Update: horde is a library that is “built to address some perceived shortcomings of Swarm’s design.” (from the introductory blog post), and is currently (as of December 2020) more actively maintained than Swarm. It also works together with libcluster. We used horde for some new use cases and we recommend you to also check it out if Swarm doesn’t fit your need.

We run Elixir on Kubernetes. While there were some rough edges for such a setup a few years ago, it has become much easier thanks to libraries such as libcluster and Swarm. Recently, we had a use case which those two libraries fit perfectly. However, since the libraries are relatively new, you might find the documentation and examples a bit lacking and it took us a while to get everything working together. We wrote this comprehensive walk-through to document our experience.

Note that you’d need to run your Elixir instances as releases, either with distillery or built-in releases (Elixir 1.9+), in order for this to work. This walk-through is based on our setup using Distillery.

libcluster and Swarm

The ability for different nodes to form a cluster and maintain location transparency has always been a huge selling point for the BEAM VM. libcluster is a library that helps with automatic node discovery and cluster formation, especially when the nodes are run in Kubernetes pods.

The main reason you might want a cluster is so you can organize and orchestrate processes across different nodes. This is where Swarm comes into the picture. Swarm maintains a global process registry and automates tasks such as process migration/restart after the cluster topology changes.

In our case, we have some permanent worker processes which should only have one instance of each running across all nodes at any given time. The problem is that we perform k8s rolling deployments with our CD pipeline, thus pods (and therefore nodes) will get destroyed and recreated throughout the day.

With Swarm, we register all above-mentioned worker processes globally, so whenever a pod gets destroyed, its worker processes will be automatically restarted on another healthy pod, ensuring that they are running exactly as envisioned all the time.

(Note: Initially, Swarm contained both the auto-clustering functionality and the process orchestration functionality. Later, the maintainer decided that it would be better to split them into two separate libraries, which become the libcluster and Swarm we see today.)

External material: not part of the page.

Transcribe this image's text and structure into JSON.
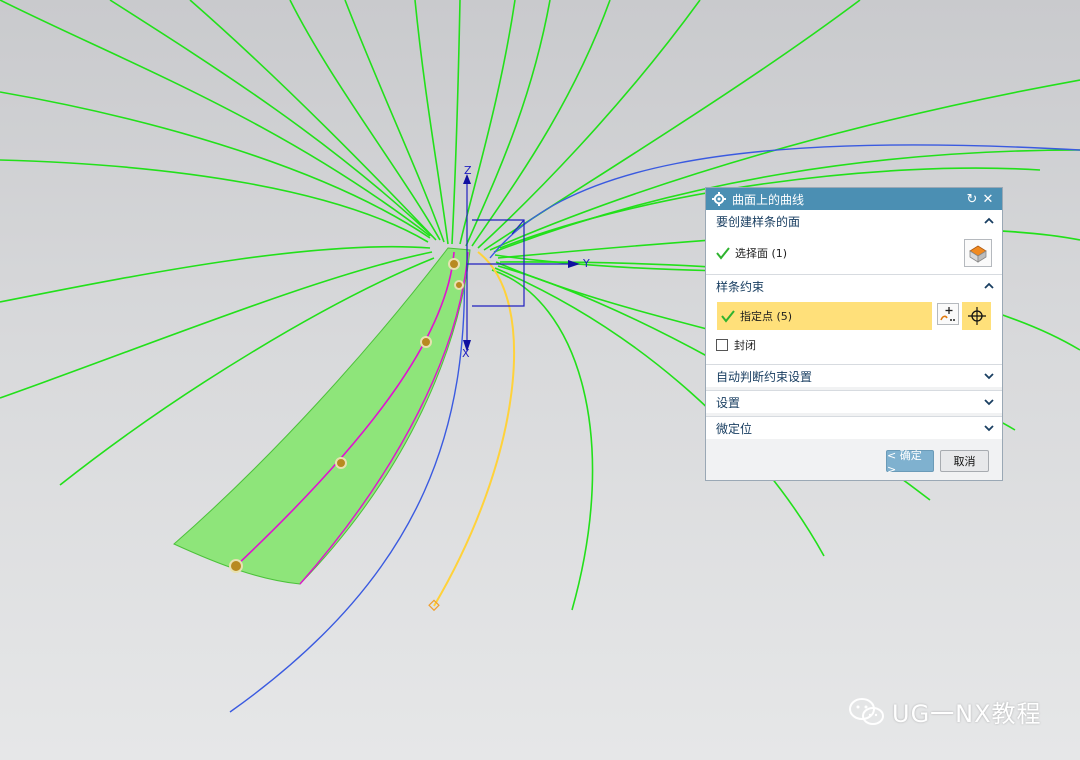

Clustering with libcluster

In our first step, we’re going to ensure that automatic cluster formation in Kubernetes takes place successfully.

Before we add libcluster to our project, we need to ensure that every Elixir node has a unique name. By default, in the rel/vm.args file generated by Distillery, we have a line just like:

-name <%= release_name %>@127.0.0.1

This means every node will be started as yourapp@127.0.0.1, which is not what we want.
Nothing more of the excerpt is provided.